Mortgage Industry Updates.

Yes, the Fed cut the rate again on Oct 31.

Here is the brief summary for this industry:

1)The rate cut will eventually lower for the short
term ARM rates, especially 3/1ARM and 5/1ARM.
But how lower those ARM rates can go depends on
the lender\'s financial performance and overall
economy.

2)Conforming Loan Limit:
The overall conforming loan limit will not go
lower(will be announced later Nov or Beginning Dec).
Though California Congressman and Governmenor
proposed to the Congress for 625k limit, it\'s
unlikely to be approved by Fed and Bush
Administration in the near future.

3)Sated Income Loans:
It\'s very hard to get approved unless you have
very strong assets and/or lower LTV(loan to
value ratio).

4)2nd Loans Market:
It\'s hard to get loans approved with lower
than 10% down payment(especially for Jumbo Loans).
And with National City Equity closed the door
(merged with first loan wholesale),
Bank of America exit the whole market and Citi
HELOC exit the purchase 2nd, the borrowers have
limited options for 2nd Loans now.

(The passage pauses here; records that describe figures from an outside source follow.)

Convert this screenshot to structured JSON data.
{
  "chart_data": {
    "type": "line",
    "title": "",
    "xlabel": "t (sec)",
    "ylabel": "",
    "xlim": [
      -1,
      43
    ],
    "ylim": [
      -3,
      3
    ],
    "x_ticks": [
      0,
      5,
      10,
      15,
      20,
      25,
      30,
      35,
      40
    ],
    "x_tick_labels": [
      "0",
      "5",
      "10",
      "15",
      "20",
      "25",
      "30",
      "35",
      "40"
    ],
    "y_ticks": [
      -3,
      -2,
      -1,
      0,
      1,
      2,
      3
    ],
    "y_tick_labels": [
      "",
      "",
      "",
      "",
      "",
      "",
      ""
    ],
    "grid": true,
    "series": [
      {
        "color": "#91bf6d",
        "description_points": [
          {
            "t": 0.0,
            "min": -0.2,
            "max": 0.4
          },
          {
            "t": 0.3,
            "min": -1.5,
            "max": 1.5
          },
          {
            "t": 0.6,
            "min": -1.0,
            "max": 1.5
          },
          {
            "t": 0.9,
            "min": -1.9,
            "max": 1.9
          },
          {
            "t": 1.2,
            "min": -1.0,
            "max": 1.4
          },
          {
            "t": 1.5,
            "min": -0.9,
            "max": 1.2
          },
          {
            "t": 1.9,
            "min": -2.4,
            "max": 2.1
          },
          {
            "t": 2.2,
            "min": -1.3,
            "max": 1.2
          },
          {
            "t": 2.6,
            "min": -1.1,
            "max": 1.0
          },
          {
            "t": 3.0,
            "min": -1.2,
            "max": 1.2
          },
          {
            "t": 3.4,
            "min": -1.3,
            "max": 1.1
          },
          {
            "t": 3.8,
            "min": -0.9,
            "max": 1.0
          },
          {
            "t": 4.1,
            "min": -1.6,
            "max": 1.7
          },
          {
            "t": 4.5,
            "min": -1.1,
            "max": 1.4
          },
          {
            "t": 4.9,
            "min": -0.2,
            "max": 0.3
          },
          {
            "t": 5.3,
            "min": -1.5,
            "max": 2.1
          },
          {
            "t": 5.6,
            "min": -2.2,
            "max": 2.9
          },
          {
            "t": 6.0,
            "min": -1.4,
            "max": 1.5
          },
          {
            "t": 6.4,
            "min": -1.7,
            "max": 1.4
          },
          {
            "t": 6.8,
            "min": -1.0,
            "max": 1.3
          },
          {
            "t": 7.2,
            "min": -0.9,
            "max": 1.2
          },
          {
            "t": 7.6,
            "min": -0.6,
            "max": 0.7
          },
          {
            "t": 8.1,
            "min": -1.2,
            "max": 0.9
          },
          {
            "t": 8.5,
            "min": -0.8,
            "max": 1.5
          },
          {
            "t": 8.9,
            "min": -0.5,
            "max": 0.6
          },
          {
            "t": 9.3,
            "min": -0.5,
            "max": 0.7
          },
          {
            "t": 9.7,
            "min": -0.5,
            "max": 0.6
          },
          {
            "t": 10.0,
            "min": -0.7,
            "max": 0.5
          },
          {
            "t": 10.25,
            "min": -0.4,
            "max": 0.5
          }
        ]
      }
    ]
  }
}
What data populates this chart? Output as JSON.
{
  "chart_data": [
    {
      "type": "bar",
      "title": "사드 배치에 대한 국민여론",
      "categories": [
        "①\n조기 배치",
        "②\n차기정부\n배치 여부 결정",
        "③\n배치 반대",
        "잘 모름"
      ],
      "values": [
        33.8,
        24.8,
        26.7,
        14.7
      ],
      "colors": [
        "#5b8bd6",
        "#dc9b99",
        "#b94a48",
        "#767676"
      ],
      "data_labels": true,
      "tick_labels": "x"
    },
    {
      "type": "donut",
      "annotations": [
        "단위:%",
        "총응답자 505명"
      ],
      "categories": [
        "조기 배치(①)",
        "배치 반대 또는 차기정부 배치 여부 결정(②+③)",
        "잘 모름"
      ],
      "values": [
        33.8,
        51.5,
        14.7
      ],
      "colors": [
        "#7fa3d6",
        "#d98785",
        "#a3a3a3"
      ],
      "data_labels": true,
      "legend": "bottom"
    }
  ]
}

But you can
still get good rates from the Credit Union,
or bank retail channel(like BOA retail).

5)Interest Only Loans:
Starting Feb 2008, all interest only loans will
be qualified as fully-index(the current qualification
rate will be around 7.5%).

6)Lender\'s DTI(Debt to Income Ratio) requirement.
Though you can still find some lender with DTI
of 55%, most lenders require 45% or lower now,
especially if you want to get lower rate.

7)ARM Qualification.
More and more lenders will use fully-indexed
rate(around 7.5%) to qualify the loans with
1yr, 2yr, 3yr fixed programs.

8)If you have 2.5% APR loans, be prepared for
more questions from the new lender at next
refinance. Some lenders will ask
you to explain the purpose of that refinance.